# Online Les Paul Designer



## Xiphos68 (Jul 29, 2011)

SC Guitar Editor

Has a lot of cool new features!


----------



## Wookieslayer (Jul 29, 2011)

Made a few...


----------



## Justin Bailey (Jul 29, 2011)

been a few threads for this, but always fun to play with, he did a fantastic job with this


----------



## musikizlife (Jul 29, 2011)

this is pretty damn in depth!
I made a cool one, but how do i save it/post it?


----------



## Xiphos68 (Jul 29, 2011)

Justin Bailey said:


> been a few threads for this, but always fun to play with, he did a fantastic job with this



They have been.

They updated the page for more stuff to do.


musikizlife -

Are you talking about making the mockup a picture or posting it here?

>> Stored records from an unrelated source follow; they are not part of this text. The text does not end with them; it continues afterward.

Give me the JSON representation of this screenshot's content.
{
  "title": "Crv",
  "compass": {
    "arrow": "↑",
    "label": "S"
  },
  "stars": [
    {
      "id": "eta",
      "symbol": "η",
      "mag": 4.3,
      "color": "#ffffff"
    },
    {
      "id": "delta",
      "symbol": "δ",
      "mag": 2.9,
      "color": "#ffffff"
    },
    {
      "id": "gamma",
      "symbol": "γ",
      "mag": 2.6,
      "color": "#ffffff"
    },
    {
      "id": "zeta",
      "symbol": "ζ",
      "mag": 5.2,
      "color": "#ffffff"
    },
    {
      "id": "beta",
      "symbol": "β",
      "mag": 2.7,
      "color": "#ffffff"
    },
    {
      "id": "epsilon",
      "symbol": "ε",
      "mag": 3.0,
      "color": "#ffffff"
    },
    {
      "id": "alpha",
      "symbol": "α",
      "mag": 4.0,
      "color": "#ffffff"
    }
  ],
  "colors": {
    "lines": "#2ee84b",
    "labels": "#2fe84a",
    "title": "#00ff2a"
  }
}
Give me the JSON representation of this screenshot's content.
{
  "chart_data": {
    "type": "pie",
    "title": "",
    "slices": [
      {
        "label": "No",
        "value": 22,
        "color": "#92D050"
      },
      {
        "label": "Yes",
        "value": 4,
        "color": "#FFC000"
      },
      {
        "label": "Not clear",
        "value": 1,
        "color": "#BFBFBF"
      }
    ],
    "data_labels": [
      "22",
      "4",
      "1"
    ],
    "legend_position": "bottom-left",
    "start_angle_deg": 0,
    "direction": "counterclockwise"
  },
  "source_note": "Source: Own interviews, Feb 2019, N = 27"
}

If you're posting it here go to manage attachments and download it from your desktop or a file.


----------



## Stealth7 (Jul 29, 2011)

Here's one I just did.. it's kind of like the LP Gary Moore played.


----------



## musikizlife (Jul 29, 2011)

Xiphos68 said:


> They have been.
> 
> They updated the page for more stuff to do.
> 
> ...



Nooo! I've posted many a picture here, but how do i save the actual mockup, I used to know how from that Kisekae guitar modeler, but i forgotted... lol
Thanks!


----------



## musikizlife (Jul 29, 2011)

Nevermind Got it
Here's my Koa Eclipse


----------



## dantel666 (Jul 29, 2011)

theres mine. if i were to actually order that through a custom shop it would probably be really expensive..=/ ah well just means ill have to buy a prs paul allender instead.


----------



## Xiphos68 (Jul 29, 2011)

Sealth7- Sweet like those Les Pauls in that color.

musikislife - Love that Koa!

dantel666 -


----------



## Scar Symmetry (Jul 29, 2011)

Is this 3.0? I'll have to check it out, thanks Hunter!


----------



## RiffRaff (Jul 29, 2011)

Here's one from me.


----------



## Vostre Roy (Jul 29, 2011)

This site is fun


----------



## synrgy (Jul 29, 2011)




----------



## Xiphos68 (Jul 29, 2011)

Vostre Roy said:


> This site is fun



Those are some great designs man!

Synrgy like that color dude.


----------



## Nonservium (Jul 29, 2011)




----------



## Nonservium (Jul 29, 2011)

Here's some I did before he took the site down for a while


----------



## Xiphos68 (Jul 29, 2011)

Scar Symmetry said:


> Is this 3.0? I'll have to check it out, thanks Hunter!



Second Version I think?

You're welcome Dave.


----------



## musikizlife (Jul 29, 2011)

Heres another!


----------



## BucketheadRules (Jul 29, 2011)

I've done massive amounts of these:


----------



## Vostre Roy (Jul 29, 2011)

Had time to do two other models


----------



## abyss258 (Jul 29, 2011)

Here's mine...


----------



## TheFerryMan (Jul 29, 2011)

i wonder how much this would cost me...


----------



## guitarister7321 (Jul 29, 2011)

That has to be the best generator I have ever used 

I would do horrible things for this guitar:





EDIT: same goes for this one


----------



## ArkaneDemon (Jul 29, 2011)

I would do unspeakable things to acquire this. Minus the machine heads. Forgot to change those.


----------



## ibanezRG1527 (Jul 29, 2011)




----------



## MikeH (Jul 29, 2011)

Fucking. Want.


----------



## Hemi-Powered Drone (Jul 29, 2011)

Progressive Glam? 

Seriously, though,






THIS

DO WANT.


----------



## Murmel (Jul 30, 2011)

This with a bolt-on neck with ultra access.

Fuck.


----------



## BucketheadRules (Jul 30, 2011)

guitarister7321 said:


> EDIT: same goes for this one



RG565-Paul? 

I also did some "signature" models, which I shall post now 

The Jeff Hanneman LP (oh for a Kahler option ):






The Chuck Schuldiner LP:


----------



## ericsleepless (Jul 30, 2011)

I could spend days on this website.


----------



## Murmel (Jul 31, 2011)




----------



## Grand Moff Tim (Jul 31, 2011)




----------



## Grand Moff Tim (Jul 31, 2011)




----------



## BucketheadRules (Jul 31, 2011)

I did a similar (hardware-wise) one to Tim's pink wonder above, one of the first I did:






Sorta reminded me of a PRS Tremonti when I did it.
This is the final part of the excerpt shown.